O ouro (XAU/USD) ampliou para o segundo dia as perdas nesta sexta-feira, recuando abaixo de US$ 4.050 na Ásia, à medida que um dólar americano mais firme pesou sobre o metal que não rende juros. O suporte ao “greenback” veio do avanço dos preços do petróleo, que alimentou preocupações inflacionárias e reforçou a expectativa de que os juros nos EUA podem permanecer elevados. As Forças Armadas dos EUA afirmaram ter realizado na quinta-feira mais uma rodada de ataques contra o Irã, na 13ª noite consecutiva de operações, enquanto o CENTCOM citou alvos que vão de centros de comando a depósitos de drones e vigilância costeira ligados a ameaças na região do Estreito de Hormuz. Ações retaliatórias no Kuwait, Bahrein e Jordânia, além de ataques dos houthis contra dois petroleiros sauditas no Mar Vermelho, levaram o petróleo ao maior nível desde 11 de junho.
As expectativas de política monetária também ficaram mais restritivas após os pedidos de auxílio-desemprego nos EUA caírem ao menor nível desde setembro de 1969, sustentando o argumento de ao menos uma alta de juros até o fim do ano. Separadamente, o presidente Donald Trump impôs novas tarifas de 10% a 12,5% a 60 parceiros comerciais, abrangendo 99,4% das importações dos EUA, o que aumentou a demanda pela moeda de reserva antes da reunião do FOMC na próxima semana. No técnico, a rejeição do ouro perto da EMA de 200 períodos e o recuo após a recuperação a partir da mínima mensal de US$ 3.960-3.959 deixaram o MACD abaixo de zero e o RSI perto de 41; uma quebra abaixo de US$ 4.000 e de US$ 3.980-3.975 aprofundaria a pressão baixista, enquanto a resistência está na EMA de 200 períodos em US$ 4.158,08.
Riscos de mercado e implicações para trading
Recomendamos que operadores de derivativos se preparem para volatilidade elevada, já que a escalada do conflito EUA-Irã ameaça gargalos vitais de transporte de petróleo. Com o Estreito de Hormuz respondendo por cerca de 20% dos líquidos de petróleo do mundo, qualquer interrupção prolongada no tráfego marítimo tende a manter o petróleo em níveis altos. Devemos nos posicionar para temores inflacionários persistentes, o que provavelmente manterá o dólar forte e continuará pressionando o ouro.
Dados robustos do mercado de trabalho dos EUA, com destaque para os pedidos de seguro-desemprego despencando a mínimas históricas não vistas desde 1969, dão ao Federal Reserve ampla margem para manter os juros elevados. Esse ambiente macro reduz a atratividade do ouro, que não oferece rendimento; por isso, preferimos opções de venda (puts) de curto prazo ou estruturas de “bear put spread” em XAU/USD. Esperamos que a reunião do FOMC na próxima semana confirme esse viés hawkish, limitando ainda mais as chances de recuperação do ouro.
Perspectiva técnica e estratégica para o ouro
A introdução de tarifas amplas entre 10% e 12,5% sobre parceiros comerciais relevantes está impulsionando um movimento de busca por segurança, mas especificamente em direção ao dólar americano.
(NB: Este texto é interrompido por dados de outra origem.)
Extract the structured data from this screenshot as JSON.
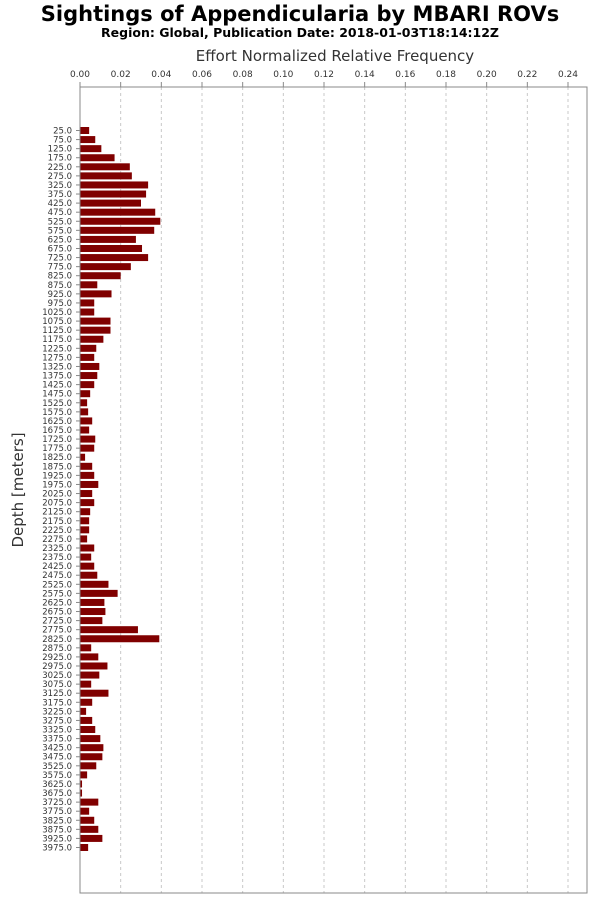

Historicamente, temores de guerra comercial reforçam o status do dólar como moeda de reserva, o que pressiona diretamente o ouro denominado em USD. Sugerimos aproveitar essa força do dólar vendendo ouro em repiques temporários.
Pelos gráficos, a incapacidade do ouro de romper acima da Média Móvel Exponencial de 200 períodos em US$ 4.158,08 indica que os vendedores seguem firmemente no controle. Com o RSI orbitando 41 e o MACD preso em território negativo, o momentum aponta para um teste do piso psicológico de US$ 4.000. Recomendamos stop-losses apertados logo acima de resistências intradiárias recentes, mirando a zona de suporte entre US$ 3.980 e US$ 3.975.